I certainly have no issue with the advice they provide for researchers on obtaining a DOI name. Its good, clear, and concise. However, I’m going to expand on my reaction to one line in their guidance document. NERC state “by assigning a DOI the [Environmental Data Centre] are giving it a ‘data center stamp of approval’”. Effectively they see a DOI name (or by implication any other form of Persistent Uniform Resource Locator (PURL)) as a quality check-mark in addition to its role as a reference to an object. Except the DOI system isn’t designed to suggest the “quality goes in before the name goes on”. Just to remind myself, I quickly looked at the International DOI Foundation handbook and it doesn’t mention data quality. Identification, yes. Resolution, yes. Management, yes. Quality, no.

There is no standardized quality symbol for data themselves. Instead we have informal ones that act as proxies – not of concern to researchers themselves but do closely correlate to the contestable idea of “quality”. But remember, they remain proxies, not the variable of interest. For example, just because a data set is available from a social science data archive doesn’t mean it is any good. It means the archive think people will use it (or that we are contractually obliged to take it), it can be understood and isn’t just a set of numbers, doesn’t violate data protection laws or intellectual property rights, and doesn’t break our will or budget taking the data into our collection. So, if you order data from a data archive it is preserved and contextualized and probably good quality data, but it need not be good quality. Indeed, I suspect most archives have a data set or two that somehow ended up accepted into the collection as the result of an impenetrable act of madness or despair. Likewise receiving a DOI name might be a stamp of approval if minted by a NERC data center, but other assigners might not be so fussed about the quality of what’s getting DOIed. As this blog post reminds us, anything can be given a DOI, multiple times.

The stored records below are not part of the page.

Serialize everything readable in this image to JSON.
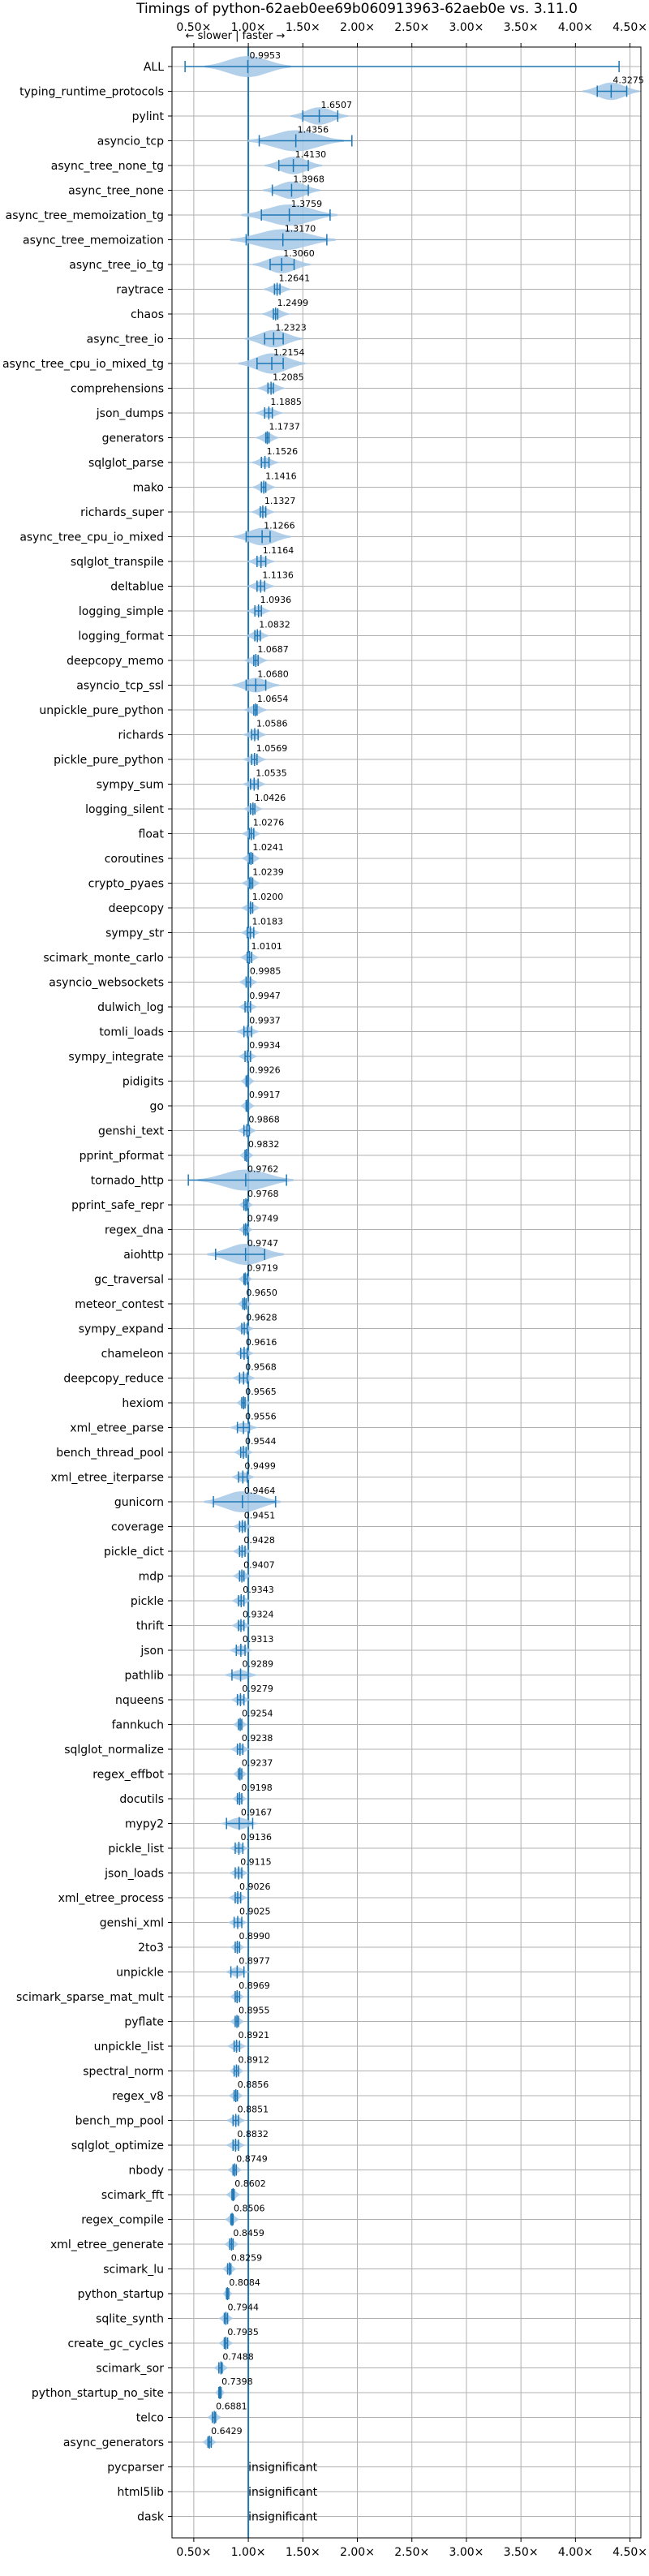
{
  "chart_data": {
    "type": "violin",
    "title": "Timings of python-62aeb0ee69b060913963-62aeb0e vs. 3.11.0",
    "direction_hint": "← slower | faster →",
    "xlim": [
      0.3,
      4.6
    ],
    "x_ticks": [
      0.5,
      1.0,
      1.5,
      2.0,
      2.5,
      3.0,
      3.5,
      4.0,
      4.5
    ],
    "x_tick_labels": [
      "0.50×",
      "1.00×",
      "1.50×",
      "2.00×",
      "2.50×",
      "3.00×",
      "3.50×",
      "4.00×",
      "4.50×"
    ],
    "reference_line": 1.0,
    "grid": true,
    "insignificant_text": "insignificant",
    "benchmarks": [
      {
        "name": "ALL",
        "value": 0.9953,
        "label": "0.9953",
        "min": 0.42,
        "max": 4.4,
        "spread": 0.18
      },
      {
        "name": "typing_runtime_protocols",
        "value": 4.3275,
        "label": "4.3275",
        "min": 4.2,
        "max": 4.47,
        "spread": 0.12
      },
      {
        "name": "pylint",
        "value": 1.6507,
        "label": "1.6507",
        "min": 1.5,
        "max": 1.82,
        "spread": 0.12
      },
      {
        "name": "asyncio_tcp",
        "value": 1.4356,
        "label": "1.4356",
        "min": 1.1,
        "max": 1.95,
        "spread": 0.2
      },
      {
        "name": "async_tree_none_tg",
        "value": 1.413,
        "label": "1.4130",
        "min": 1.28,
        "max": 1.55,
        "spread": 0.12
      },
      {
        "name": "async_tree_none",
        "value": 1.3968,
        "label": "1.3968",
        "min": 1.22,
        "max": 1.55,
        "spread": 0.12
      },
      {
        "name": "async_tree_memoization_tg",
        "value": 1.3759,
        "label": "1.3759",
        "min": 1.12,
        "max": 1.75,
        "spread": 0.2
      },
      {
        "name": "async_tree_memoization",
        "value": 1.317,
        "label": "1.3170",
        "min": 0.98,
        "max": 1.72,
        "spread": 0.22
      },
      {
        "name": "async_tree_io_tg",
        "value": 1.306,
        "label": "1.3060",
        "min": 1.2,
        "max": 1.42,
        "spread": 0.12
      },
      {
        "name": "raytrace",
        "value": 1.2641,
        "label": "1.2641",
        "min": 1.24,
        "max": 1.29,
        "spread": 0.06
      },
      {
        "name": "chaos",
        "value": 1.2499,
        "label": "1.2499",
        "min": 1.23,
        "max": 1.27,
        "spread": 0.06
      },
      {
        "name": "async_tree_io",
        "value": 1.2323,
        "label": "1.2323",
        "min": 1.15,
        "max": 1.32,
        "spread": 0.12
      },
      {
        "name": "async_tree_cpu_io_mixed_tg",
        "value": 1.2154,
        "label": "1.2154",
        "min": 1.08,
        "max": 1.32,
        "spread": 0.14
      },
      {
        "name": "comprehensions",
        "value": 1.2085,
        "label": "1.2085",
        "min": 1.18,
        "max": 1.23,
        "spread": 0.06
      },
      {
        "name": "json_dumps",
        "value": 1.1885,
        "label": "1.1885",
        "min": 1.15,
        "max": 1.22,
        "spread": 0.06
      },
      {
        "name": "generators",
        "value": 1.1737,
        "label": "1.1737",
        "min": 1.16,
        "max": 1.19,
        "spread": 0.05
      },
      {
        "name": "sqlglot_parse",
        "value": 1.1526,
        "label": "1.1526",
        "min": 1.12,
        "max": 1.19,
        "spread": 0.06
      },
      {
        "name": "mako",
        "value": 1.1416,
        "label": "1.1416",
        "min": 1.12,
        "max": 1.16,
        "spread": 0.05
      },
      {
        "name": "richards_super",
        "value": 1.1327,
        "label": "1.1327",
        "min": 1.11,
        "max": 1.16,
        "spread": 0.05
      },
      {
        "name": "async_tree_cpu_io_mixed",
        "value": 1.1266,
        "label": "1.1266",
        "min": 0.98,
        "max": 1.2,
        "spread": 0.12
      },
      {
        "name": "sqlglot_transpile",
        "value": 1.1164,
        "label": "1.1164",
        "min": 1.08,
        "max": 1.16,
        "spread": 0.06
      },
      {
        "name": "deltablue",
        "value": 1.1136,
        "label": "1.1136",
        "min": 1.08,
        "max": 1.15,
        "spread": 0.06
      },
      {
        "name": "logging_simple",
        "value": 1.0936,
        "label": "1.0936",
        "min": 1.06,
        "max": 1.12,
        "spread": 0.05
      },
      {
        "name": "logging_format",
        "value": 1.0832,
        "label": "1.0832",
        "min": 1.06,
        "max": 1.11,
        "spread": 0.05
      },
      {
        "name": "deepcopy_memo",
        "value": 1.0687,
        "label": "1.0687",
        "min": 1.05,
        "max": 1.09,
        "spread": 0.05
      },
      {
        "name": "asyncio_tcp_ssl",
        "value": 1.068,
        "label": "1.0680",
        "min": 0.98,
        "max": 1.16,
        "spread": 0.1
      },
      {
        "name": "unpickle_pure_python",
        "value": 1.0654,
        "label": "1.0654",
        "min": 1.05,
        "max": 1.08,
        "spread": 0.05
      },
      {
        "name": "richards",
        "value": 1.0586,
        "label": "1.0586",
        "min": 1.03,
        "max": 1.09,
        "spread": 0.05
      },
      {
        "name": "pickle_pure_python",
        "value": 1.0569,
        "label": "1.0569",
        "min": 1.03,
        "max": 1.08,
        "spread": 0.05
      },
      {
        "name": "sympy_sum",
        "value": 1.0535,
        "label": "1.0535",
        "min": 1.02,
        "max": 1.09,
        "spread": 0.05
      },
      {
        "name": "logging_silent",
        "value": 1.0426,
        "label": "1.0426",
        "min": 1.02,
        "max": 1.06,
        "spread": 0.04
      },
      {
        "name": "float",
        "value": 1.0276,
        "label": "1.0276",
        "min": 1.01,
        "max": 1.05,
        "spread": 0.04
      },
      {
        "name": "coroutines",
        "value": 1.0241,
        "label": "1.0241",
        "min": 1.01,
        "max": 1.04,
        "spread": 0.04
      },
      {
        "name": "crypto_pyaes",
        "value": 1.0239,
        "label": "1.0239",
        "min": 1.01,
        "max": 1.04,
        "spread": 0.04
      },
      {
        "name": "deepcopy",
        "value": 1.02,
        "label": "1.0200",
        "min": 1.0,
        "max": 1.04,
        "spread": 0.04
      },
      {
        "name": "sympy_str",
        "value": 1.0183,
        "label": "1.0183",
        "min": 0.99,
        "max": 1.05,
        "spread": 0.04
      },
      {
        "name": "scimark_monte_carlo",
        "value": 1.0101,
        "label": "1.0101",
        "min": 0.99,
        "max": 1.03,
        "spread": 0.04
      },
      {
        "name": "asyncio_websockets",
        "value": 0.9985,
        "label": "0.9985",
        "min": 0.98,
        "max": 1.02,
        "spread": 0.04
      },
      {
        "name": "dulwich_log",
        "value": 0.9947,
        "label": "0.9947",
        "min": 0.97,
        "max": 1.02,
        "spread": 0.04
      },
      {
        "name": "tomli_loads",
        "value": 0.9937,
        "label": "0.9937",
        "min": 0.96,
        "max": 1.03,
        "spread": 0.05
      },
      {
        "name": "sympy_integrate",
        "value": 0.9934,
        "label": "0.9934",
        "min": 0.97,
        "max": 1.02,
        "spread": 0.04
      },
      {
        "name": "pidigits",
        "value": 0.9926,
        "label": "0.9926",
        "min": 0.98,
        "max": 1.0,
        "spread": 0.03
      },
      {
        "name": "go",
        "value": 0.9917,
        "label": "0.9917",
        "min": 0.98,
        "max": 1.0,
        "spread": 0.03
      },
      {
        "name": "genshi_text",
        "value": 0.9868,
        "label": "0.9868",
        "min": 0.96,
        "max": 1.01,
        "spread": 0.04
      },
      {
        "name": "pprint_pformat",
        "value": 0.9832,
        "label": "0.9832",
        "min": 0.97,
        "max": 1.0,
        "spread": 0.03
      },
      {
        "name": "tornado_http",
        "value": 0.9762,
        "label": "0.9762",
        "min": 0.45,
        "max": 1.35,
        "spread": 0.2
      },
      {
        "name": "pprint_safe_repr",
        "value": 0.9768,
        "label": "0.9768",
        "min": 0.96,
        "max": 0.99,
        "spread": 0.03
      },
      {
        "name": "regex_dna",
        "value": 0.9749,
        "label": "0.9749",
        "min": 0.96,
        "max": 0.99,
        "spread": 0.03
      },
      {
        "name": "aiohttp",
        "value": 0.9747,
        "label": "0.9747",
        "min": 0.7,
        "max": 1.15,
        "spread": 0.16
      },
      {
        "name": "gc_traversal",
        "value": 0.9719,
        "label": "0.9719",
        "min": 0.96,
        "max": 0.99,
        "spread": 0.03
      },
      {
        "name": "meteor_contest",
        "value": 0.965,
        "label": "0.9650",
        "min": 0.95,
        "max": 0.98,
        "spread": 0.03
      },
      {
        "name": "sympy_expand",
        "value": 0.9628,
        "label": "0.9628",
        "min": 0.94,
        "max": 0.99,
        "spread": 0.04
      },
      {
        "name": "chameleon",
        "value": 0.9616,
        "label": "0.9616",
        "min": 0.93,
        "max": 0.99,
        "spread": 0.04
      },
      {
        "name": "deepcopy_reduce",
        "value": 0.9568,
        "label": "0.9568",
        "min": 0.92,
        "max": 0.99,
        "spread": 0.05
      },
      {
        "name": "hexiom",
        "value": 0.9565,
        "label": "0.9565",
        "min": 0.94,
        "max": 0.97,
        "spread": 0.03
      },
      {
        "name": "xml_etree_parse",
        "value": 0.9556,
        "label": "0.9556",
        "min": 0.9,
        "max": 1.01,
        "spread": 0.06
      },
      {
        "name": "bench_thread_pool",
        "value": 0.9544,
        "label": "0.9544",
        "min": 0.93,
        "max": 0.98,
        "spread": 0.04
      },
      {
        "name": "xml_etree_iterparse",
        "value": 0.9499,
        "label": "0.9499",
        "min": 0.91,
        "max": 0.99,
        "spread": 0.05
      },
      {
        "name": "gunicorn",
        "value": 0.9464,
        "label": "0.9464",
        "min": 0.68,
        "max": 1.25,
        "spread": 0.16
      },
      {
        "name": "coverage",
        "value": 0.9451,
        "label": "0.9451",
        "min": 0.92,
        "max": 0.97,
        "spread": 0.04
      },
      {
        "name": "pickle_dict",
        "value": 0.9428,
        "label": "0.9428",
        "min": 0.92,
        "max": 0.97,
        "spread": 0.04
      },
      {
        "name": "mdp",
        "value": 0.9407,
        "label": "0.9407",
        "min": 0.92,
        "max": 0.96,
        "spread": 0.04
      },
      {
        "name": "pickle",
        "value": 0.9343,
        "label": "0.9343",
        "min": 0.91,
        "max": 0.96,
        "spread": 0.04
      },
      {
        "name": "thrift",
        "value": 0.9324,
        "label": "0.9324",
        "min": 0.91,
        "max": 0.96,
        "spread": 0.04
      },
      {
        "name": "json",
        "value": 0.9313,
        "label": "0.9313",
        "min": 0.89,
        "max": 0.97,
        "spread": 0.05
      },
      {
        "name": "pathlib",
        "value": 0.9289,
        "label": "0.9289",
        "min": 0.85,
        "max": 1.0,
        "spread": 0.07
      },
      {
        "name": "nqueens",
        "value": 0.9279,
        "label": "0.9279",
        "min": 0.9,
        "max": 0.96,
        "spread": 0.04
      },
      {
        "name": "fannkuch",
        "value": 0.9254,
        "label": "0.9254",
        "min": 0.91,
        "max": 0.94,
        "spread": 0.03
      },
      {
        "name": "sqlglot_normalize",
        "value": 0.9238,
        "label": "0.9238",
        "min": 0.9,
        "max": 0.95,
        "spread": 0.04
      },
      {
        "name": "regex_effbot",
        "value": 0.9237,
        "label": "0.9237",
        "min": 0.91,
        "max": 0.94,
        "spread": 0.03
      },
      {
        "name": "docutils",
        "value": 0.9198,
        "label": "0.9198",
        "min": 0.9,
        "max": 0.94,
        "spread": 0.03
      },
      {
        "name": "mypy2",
        "value": 0.9167,
        "label": "0.9167",
        "min": 0.8,
        "max": 1.04,
        "spread": 0.08
      },
      {
        "name": "pickle_list",
        "value": 0.9136,
        "label": "0.9136",
        "min": 0.88,
        "max": 0.95,
        "spread": 0.04
      },
      {
        "name": "json_loads",
        "value": 0.9115,
        "label": "0.9115",
        "min": 0.88,
        "max": 0.94,
        "spread": 0.04
      },
      {
        "name": "xml_etree_process",
        "value": 0.9026,
        "label": "0.9026",
        "min": 0.88,
        "max": 0.93,
        "spread": 0.04
      },
      {
        "name": "genshi_xml",
        "value": 0.9025,
        "label": "0.9025",
        "min": 0.87,
        "max": 0.94,
        "spread": 0.04
      },
      {
        "name": "2to3",
        "value": 0.899,
        "label": "0.8990",
        "min": 0.88,
        "max": 0.92,
        "spread": 0.03
      },
      {
        "name": "unpickle",
        "value": 0.8977,
        "label": "0.8977",
        "min": 0.84,
        "max": 0.96,
        "spread": 0.05
      },
      {
        "name": "scimark_sparse_mat_mult",
        "value": 0.8969,
        "label": "0.8969",
        "min": 0.88,
        "max": 0.92,
        "spread": 0.03
      },
      {
        "name": "pyflate",
        "value": 0.8955,
        "label": "0.8955",
        "min": 0.88,
        "max": 0.91,
        "spread": 0.03
      },
      {
        "name": "unpickle_list",
        "value": 0.8921,
        "label": "0.8921",
        "min": 0.87,
        "max": 0.92,
        "spread": 0.04
      },
      {
        "name": "spectral_norm",
        "value": 0.8912,
        "label": "0.8912",
        "min": 0.87,
        "max": 0.91,
        "spread": 0.03
      },
      {
        "name": "regex_v8",
        "value": 0.8856,
        "label": "0.8856",
        "min": 0.87,
        "max": 0.9,
        "spread": 0.03
      },
      {
        "name": "bench_mp_pool",
        "value": 0.8851,
        "label": "0.8851",
        "min": 0.86,
        "max": 0.91,
        "spread": 0.04
      },
      {
        "name": "sqlglot_optimize",
        "value": 0.8832,
        "label": "0.8832",
        "min": 0.86,
        "max": 0.91,
        "spread": 0.04
      },
      {
        "name": "nbody",
        "value": 0.8749,
        "label": "0.8749",
        "min": 0.86,
        "max": 0.89,
        "spread": 0.03
      },
      {
        "name": "scimark_fft",
        "value": 0.8602,
        "label": "0.8602",
        "min": 0.85,
        "max": 0.87,
        "spread": 0.03
      },
      {
        "name": "regex_compile",
        "value": 0.8506,
        "label": "0.8506",
        "min": 0.84,
        "max": 0.86,
        "spread": 0.03
      },
      {
        "name": "xml_etree_generate",
        "value": 0.8459,
        "label": "0.8459",
        "min": 0.83,
        "max": 0.86,
        "spread": 0.03
      },
      {
        "name": "scimark_lu",
        "value": 0.8259,
        "label": "0.8259",
        "min": 0.81,
        "max": 0.84,
        "spread": 0.03
      },
      {
        "name": "python_startup",
        "value": 0.8084,
        "label": "0.8084",
        "min": 0.8,
        "max": 0.82,
        "spread": 0.02
      },
      {
        "name": "sqlite_synth",
        "value": 0.7944,
        "label": "0.7944",
        "min": 0.78,
        "max": 0.81,
        "spread": 0.03
      },
      {
        "name": "create_gc_cycles",
        "value": 0.7935,
        "label": "0.7935",
        "min": 0.78,
        "max": 0.81,
        "spread": 0.03
      },
      {
        "name": "scimark_sor",
        "value": 0.7488,
        "label": "0.7488",
        "min": 0.73,
        "max": 0.76,
        "spread": 0.03
      },
      {
        "name": "python_startup_no_site",
        "value": 0.7398,
        "label": "0.7398",
        "min": 0.73,
        "max": 0.75,
        "spread": 0.02
      },
      {
        "name": "telco",
        "value": 0.6881,
        "label": "0.6881",
        "min": 0.67,
        "max": 0.7,
        "spread": 0.03
      },
      {
        "name": "async_generators",
        "value": 0.6429,
        "label": "0.6429",
        "min": 0.63,
        "max": 0.66,
        "spread": 0.03
      },
      {
        "name": "pycparser",
        "value": null,
        "label": "insignificant"
      },
      {
        "name": "html5lib",
        "value": null,
        "label": "insignificant"
      },
      {
        "name": "dask",
        "value": null,
        "label": "insignificant"
      }
    ]
  },
  "colors": {
    "violin_fill": "#a6c8e6",
    "line": "#1f77b4",
    "grid": "#b0b0b0"
  }
}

Now, archives are working towards establishing their own stamps of approval for digital preservation and archiving. The Data Seal of Approval, nestor Seal for Trustworthy Digital Archives, and ISO 16363 standards are recognized levels. Yet, these are explicit symbols of quality in digital preservation – showing an archive knows what to do, how to do it, and are doing it. Thus it indicates the quality of curation, not the quality of the data being curated. The best preserved and contextualized data set in the world could still be junk.

So should we as a community be moving towards quality symbols for data themselves? The risk of starting down that route is encountering a host of problems defining contestable notions of “quality”. Digital preservation is, after all, measurable in the sense something is both preserved and accessible or it isn’t. However, research data  is subject to all kinds of challenges as to its quality, even to the point of dismissing entire research approaches. I have no problem with NERC specifying their own concept of quality (which they effectively do), it’s just the use of DOI names as a tool to signify this. To that effect, we shouldn’t start using tools designed for one end to another.